Monday, July 29, 2013

Tutorial on Effective Dashboards: Takeaways and References

This blog post is about my tutorial ‘How to Build an Effective Dashboard for CXOs, Senior Management, and Business Leaders’ at the Annual Conference of Software Process Improvement Network, Bangalore Chapter (BSPIN Annual Conference 2013) on 26th July.   It was a memorable experience delivering this tutorial to more than seventy five or eighty attendees clustered around twelve round tables in a big conference room.  Considering the number of participants, I think we had very good exchange of ideas, questions and discussions.  And we spent the last 15 minutes in group discussions summarizing the takeaways. That was a fulfilling experience. Wasn't it?

Many of you wanted to know additional examples on visual representation. In this blog post I have summarized the takeaways and shared a list of references. These references include several examples on visualization techniques and good practices.  Enjoy!

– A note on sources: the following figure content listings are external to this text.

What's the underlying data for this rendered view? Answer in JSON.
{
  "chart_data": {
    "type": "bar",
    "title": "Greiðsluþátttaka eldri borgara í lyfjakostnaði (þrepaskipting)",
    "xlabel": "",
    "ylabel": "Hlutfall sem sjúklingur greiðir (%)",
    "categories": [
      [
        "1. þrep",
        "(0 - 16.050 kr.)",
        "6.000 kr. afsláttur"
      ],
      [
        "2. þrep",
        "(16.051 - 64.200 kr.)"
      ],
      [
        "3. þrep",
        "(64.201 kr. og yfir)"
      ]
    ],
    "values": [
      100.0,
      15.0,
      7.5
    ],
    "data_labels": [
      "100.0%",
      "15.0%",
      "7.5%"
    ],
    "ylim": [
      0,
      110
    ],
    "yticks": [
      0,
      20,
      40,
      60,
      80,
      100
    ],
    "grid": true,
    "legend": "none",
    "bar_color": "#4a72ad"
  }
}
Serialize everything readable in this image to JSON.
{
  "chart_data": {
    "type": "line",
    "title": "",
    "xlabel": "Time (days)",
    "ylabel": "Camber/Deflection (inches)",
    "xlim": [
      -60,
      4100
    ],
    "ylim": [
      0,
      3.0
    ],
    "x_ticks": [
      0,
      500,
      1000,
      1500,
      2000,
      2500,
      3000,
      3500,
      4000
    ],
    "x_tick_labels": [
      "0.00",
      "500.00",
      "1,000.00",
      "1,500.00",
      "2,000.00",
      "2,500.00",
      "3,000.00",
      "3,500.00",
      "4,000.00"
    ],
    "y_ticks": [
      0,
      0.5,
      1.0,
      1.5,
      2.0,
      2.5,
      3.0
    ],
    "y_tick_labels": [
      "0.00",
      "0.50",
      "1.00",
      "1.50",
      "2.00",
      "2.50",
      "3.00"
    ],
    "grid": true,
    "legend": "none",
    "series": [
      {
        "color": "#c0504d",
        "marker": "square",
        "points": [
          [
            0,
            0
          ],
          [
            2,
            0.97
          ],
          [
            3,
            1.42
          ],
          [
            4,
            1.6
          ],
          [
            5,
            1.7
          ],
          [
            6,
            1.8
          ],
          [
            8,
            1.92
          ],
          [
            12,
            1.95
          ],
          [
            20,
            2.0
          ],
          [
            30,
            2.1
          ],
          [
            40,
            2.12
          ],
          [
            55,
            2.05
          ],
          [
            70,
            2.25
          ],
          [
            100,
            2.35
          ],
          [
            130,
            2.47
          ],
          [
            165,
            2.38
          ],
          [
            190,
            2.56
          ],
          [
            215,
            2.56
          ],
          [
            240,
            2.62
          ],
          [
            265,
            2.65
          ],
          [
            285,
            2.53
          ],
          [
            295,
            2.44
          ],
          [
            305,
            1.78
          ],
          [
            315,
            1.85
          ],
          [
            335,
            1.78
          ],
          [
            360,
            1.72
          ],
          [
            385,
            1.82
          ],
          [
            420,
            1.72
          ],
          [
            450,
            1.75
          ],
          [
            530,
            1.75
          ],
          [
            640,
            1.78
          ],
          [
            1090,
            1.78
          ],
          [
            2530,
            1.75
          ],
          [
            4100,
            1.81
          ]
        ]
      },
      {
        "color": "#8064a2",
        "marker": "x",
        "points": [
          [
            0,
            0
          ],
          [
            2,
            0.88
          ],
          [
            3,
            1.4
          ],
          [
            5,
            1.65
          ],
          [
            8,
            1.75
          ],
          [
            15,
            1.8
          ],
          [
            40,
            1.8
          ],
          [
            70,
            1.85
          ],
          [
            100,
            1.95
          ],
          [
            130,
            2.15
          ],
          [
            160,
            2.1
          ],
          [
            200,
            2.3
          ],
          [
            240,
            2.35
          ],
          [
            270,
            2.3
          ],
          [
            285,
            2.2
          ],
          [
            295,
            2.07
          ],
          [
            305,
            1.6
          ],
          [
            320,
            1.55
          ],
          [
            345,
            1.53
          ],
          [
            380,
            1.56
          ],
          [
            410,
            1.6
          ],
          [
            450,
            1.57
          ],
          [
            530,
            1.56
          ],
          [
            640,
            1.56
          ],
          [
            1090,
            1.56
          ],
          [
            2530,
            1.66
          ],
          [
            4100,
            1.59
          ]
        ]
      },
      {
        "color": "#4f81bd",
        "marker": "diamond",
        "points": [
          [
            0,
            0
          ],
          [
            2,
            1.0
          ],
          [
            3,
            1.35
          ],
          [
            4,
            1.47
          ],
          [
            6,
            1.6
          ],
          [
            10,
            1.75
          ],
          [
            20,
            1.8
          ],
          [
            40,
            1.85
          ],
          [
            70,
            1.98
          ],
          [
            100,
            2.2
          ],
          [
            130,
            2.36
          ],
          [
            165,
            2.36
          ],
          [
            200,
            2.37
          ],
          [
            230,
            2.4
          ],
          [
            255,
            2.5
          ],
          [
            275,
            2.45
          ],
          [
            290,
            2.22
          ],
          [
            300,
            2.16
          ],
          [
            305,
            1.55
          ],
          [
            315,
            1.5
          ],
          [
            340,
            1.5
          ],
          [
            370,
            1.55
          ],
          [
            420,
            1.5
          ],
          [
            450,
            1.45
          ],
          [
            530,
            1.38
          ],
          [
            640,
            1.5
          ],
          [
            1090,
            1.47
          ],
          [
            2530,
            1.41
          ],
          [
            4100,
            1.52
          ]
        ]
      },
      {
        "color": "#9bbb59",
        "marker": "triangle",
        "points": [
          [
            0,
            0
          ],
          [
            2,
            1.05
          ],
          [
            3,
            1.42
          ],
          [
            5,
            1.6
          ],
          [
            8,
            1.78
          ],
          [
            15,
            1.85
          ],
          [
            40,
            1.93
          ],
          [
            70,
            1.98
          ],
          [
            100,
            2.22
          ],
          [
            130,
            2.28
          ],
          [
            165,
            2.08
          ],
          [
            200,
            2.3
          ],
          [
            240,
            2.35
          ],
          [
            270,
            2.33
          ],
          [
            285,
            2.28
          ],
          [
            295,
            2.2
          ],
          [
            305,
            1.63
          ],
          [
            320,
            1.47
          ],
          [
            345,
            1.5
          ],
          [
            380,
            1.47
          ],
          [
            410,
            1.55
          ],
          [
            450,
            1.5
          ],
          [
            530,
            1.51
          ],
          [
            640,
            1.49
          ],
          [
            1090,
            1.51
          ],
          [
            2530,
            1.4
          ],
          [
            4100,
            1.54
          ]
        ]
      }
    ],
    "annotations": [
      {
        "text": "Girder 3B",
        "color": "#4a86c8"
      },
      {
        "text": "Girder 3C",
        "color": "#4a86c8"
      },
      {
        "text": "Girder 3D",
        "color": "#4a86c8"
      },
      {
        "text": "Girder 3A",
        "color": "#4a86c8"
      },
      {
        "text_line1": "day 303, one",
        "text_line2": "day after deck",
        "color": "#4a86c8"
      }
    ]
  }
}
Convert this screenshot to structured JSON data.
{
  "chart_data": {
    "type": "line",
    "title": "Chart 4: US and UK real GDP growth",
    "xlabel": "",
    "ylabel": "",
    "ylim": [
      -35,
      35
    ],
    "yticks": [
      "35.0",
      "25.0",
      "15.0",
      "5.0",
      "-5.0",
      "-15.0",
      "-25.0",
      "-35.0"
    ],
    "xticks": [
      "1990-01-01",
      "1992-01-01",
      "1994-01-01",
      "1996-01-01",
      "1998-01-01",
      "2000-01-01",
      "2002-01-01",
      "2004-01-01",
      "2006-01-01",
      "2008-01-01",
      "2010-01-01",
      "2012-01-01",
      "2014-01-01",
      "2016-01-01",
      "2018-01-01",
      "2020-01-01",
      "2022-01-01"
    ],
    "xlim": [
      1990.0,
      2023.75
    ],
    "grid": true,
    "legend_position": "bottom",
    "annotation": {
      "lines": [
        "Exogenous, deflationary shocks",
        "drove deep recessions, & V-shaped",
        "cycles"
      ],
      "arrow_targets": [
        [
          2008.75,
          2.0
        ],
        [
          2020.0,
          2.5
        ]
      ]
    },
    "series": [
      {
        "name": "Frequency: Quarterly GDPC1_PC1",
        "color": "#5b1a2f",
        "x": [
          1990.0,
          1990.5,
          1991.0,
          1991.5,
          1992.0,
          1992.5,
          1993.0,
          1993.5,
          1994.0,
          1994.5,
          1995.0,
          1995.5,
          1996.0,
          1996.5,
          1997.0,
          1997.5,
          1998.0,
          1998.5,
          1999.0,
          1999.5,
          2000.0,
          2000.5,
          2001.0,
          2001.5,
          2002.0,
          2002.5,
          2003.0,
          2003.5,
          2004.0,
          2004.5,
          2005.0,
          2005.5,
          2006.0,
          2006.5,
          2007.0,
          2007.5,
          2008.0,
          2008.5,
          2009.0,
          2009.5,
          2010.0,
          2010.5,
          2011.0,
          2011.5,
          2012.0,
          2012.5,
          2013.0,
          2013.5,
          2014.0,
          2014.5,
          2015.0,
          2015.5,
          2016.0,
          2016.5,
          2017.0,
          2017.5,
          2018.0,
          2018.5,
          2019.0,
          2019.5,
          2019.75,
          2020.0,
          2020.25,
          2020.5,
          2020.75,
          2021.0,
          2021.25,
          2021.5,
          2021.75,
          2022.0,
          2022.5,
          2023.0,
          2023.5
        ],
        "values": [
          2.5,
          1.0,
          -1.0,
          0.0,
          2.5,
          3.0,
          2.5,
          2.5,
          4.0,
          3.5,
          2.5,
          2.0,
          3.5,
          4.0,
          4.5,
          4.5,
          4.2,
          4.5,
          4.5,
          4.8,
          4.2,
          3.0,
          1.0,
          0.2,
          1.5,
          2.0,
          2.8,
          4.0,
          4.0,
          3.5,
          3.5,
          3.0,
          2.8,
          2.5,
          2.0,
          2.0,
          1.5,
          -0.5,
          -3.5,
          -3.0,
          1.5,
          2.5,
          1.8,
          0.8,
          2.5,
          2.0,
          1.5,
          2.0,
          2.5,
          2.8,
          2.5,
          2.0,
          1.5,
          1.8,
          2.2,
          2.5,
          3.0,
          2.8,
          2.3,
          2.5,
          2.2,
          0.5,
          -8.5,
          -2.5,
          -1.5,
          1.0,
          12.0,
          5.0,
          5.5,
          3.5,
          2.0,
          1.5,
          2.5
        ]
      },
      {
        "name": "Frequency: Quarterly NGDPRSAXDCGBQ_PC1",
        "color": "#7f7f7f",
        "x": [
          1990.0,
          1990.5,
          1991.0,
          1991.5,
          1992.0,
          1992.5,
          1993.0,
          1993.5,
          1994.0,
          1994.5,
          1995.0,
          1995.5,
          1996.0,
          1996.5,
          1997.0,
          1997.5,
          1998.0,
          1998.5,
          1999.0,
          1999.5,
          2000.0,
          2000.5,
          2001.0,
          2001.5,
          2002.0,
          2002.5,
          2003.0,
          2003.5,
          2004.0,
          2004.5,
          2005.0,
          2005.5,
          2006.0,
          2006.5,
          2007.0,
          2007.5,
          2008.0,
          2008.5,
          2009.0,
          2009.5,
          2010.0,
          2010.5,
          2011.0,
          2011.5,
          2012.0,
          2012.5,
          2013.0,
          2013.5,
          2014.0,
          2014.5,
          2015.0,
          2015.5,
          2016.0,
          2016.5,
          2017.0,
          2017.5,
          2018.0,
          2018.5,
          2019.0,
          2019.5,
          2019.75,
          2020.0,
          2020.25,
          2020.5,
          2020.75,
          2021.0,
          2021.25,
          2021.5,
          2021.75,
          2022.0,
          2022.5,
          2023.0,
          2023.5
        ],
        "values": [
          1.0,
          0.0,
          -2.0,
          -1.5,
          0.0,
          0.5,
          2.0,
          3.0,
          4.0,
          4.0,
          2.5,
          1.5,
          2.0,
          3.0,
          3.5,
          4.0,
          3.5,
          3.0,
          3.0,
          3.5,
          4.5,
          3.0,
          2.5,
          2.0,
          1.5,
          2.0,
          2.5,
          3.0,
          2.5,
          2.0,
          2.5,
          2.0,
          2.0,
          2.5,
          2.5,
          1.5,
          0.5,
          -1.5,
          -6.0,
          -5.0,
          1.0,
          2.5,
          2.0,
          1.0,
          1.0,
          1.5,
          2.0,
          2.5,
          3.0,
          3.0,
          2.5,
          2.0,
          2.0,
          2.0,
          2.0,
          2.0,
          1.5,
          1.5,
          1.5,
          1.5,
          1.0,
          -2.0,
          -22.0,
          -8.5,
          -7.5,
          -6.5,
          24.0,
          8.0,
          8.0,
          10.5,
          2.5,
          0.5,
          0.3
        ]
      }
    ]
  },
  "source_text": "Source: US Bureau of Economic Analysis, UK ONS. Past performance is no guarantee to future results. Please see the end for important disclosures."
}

  1. Dashboard is a communication tool – not an analysis tool.
  2. Make it customer or consumer specific.  A dashboard that suits one category of audience need not suit another category.
  3. Dashboard design and delivery does not happen in one shot.   Customer or consumer feedback is very important for dashboard improvement.  Without this dashboards will become stale.
  4. Identifying the right data (metrics and measures) is important. Goal-Question-Measure (GQM) technique helps in identifying the right data.   Metrics are context-specific, multidimensional, and seasonal.
  5. Ask questions. For example, ‘What are the top n questions (say 3 questions) do you want your dashboard to answer?’ can help you in doing the right thing.
  6. Removing the unwanted is equally important.  Ask, ‘What can be removed from this dashboard?’ in addition to asking, ‘What is missing in this dashboard?’.
  7. Consider a good balance of enablers and drivers.   Check if you have the right set of leading and lagging indicators. 
  8. Use the right representation. For example, why do we use Red-Amber-Green to represent project status? Why not follow something better – for example, weather reports?    
  9. Choose the right visual elements such as colors, charts etc.   When you use bar graphs make sure that they show data values in specific order (ascending or descending).  
  10. Data correctness, accessibility and usability are equally important.
  11. Understand and apply ‘Balanced Score Card’ principles when you design dashboards. Also, feel free to unbalance the score card when necessary.
  12. Make sure that your library has copies of the book Information Dashboard Design, The Effective Visual Communication of Data by Stephen Few (O’Reilly, 2006).

  1. Effectively Communicating Numbers by Stephen Few 
  2. Common Pitfalls in Dashboard Design by Stephen Few  
  3. Uses and Misuses of Colors by Stephen Few 
  4. Practical Rules for Using Color in Charts by Stephen Few
  5. Choosing Colors for Data Visualization by Stephen Few
  6. Pervasive Hurdles to Effective Dashboard Design by Stephen Few
  7. Telling Compelling Stories with Numbers by Stephen Few 
  8. Show Me the Numbers – Designing Tables and Graphs to Enlighten by Stephen Few 
  9. Information Dashboard Design by Stephen Few 
  10. Effective Dashboard Design by Andrea Janes, Alberto Sillitti, and Giancarlo Succi 
  11. Guide to Dashboard Design  - Juice Analytics 
  12. 10 CIO Dashboard Tips  -
  13. 5 Characteristics of a CIO dashboard  -
  14. 6 Innovative Dashboards worth Learning From  - Juice Analytics

Do you want to add more to these lists? Please share.


Badari Prasad said...

Hello Raj,

Thanks for a very informative tutorial.

First 2 links refer to the same file ! Could you pl correct it.

Raja Bavani said...

Thanks Badari! I have updated the links.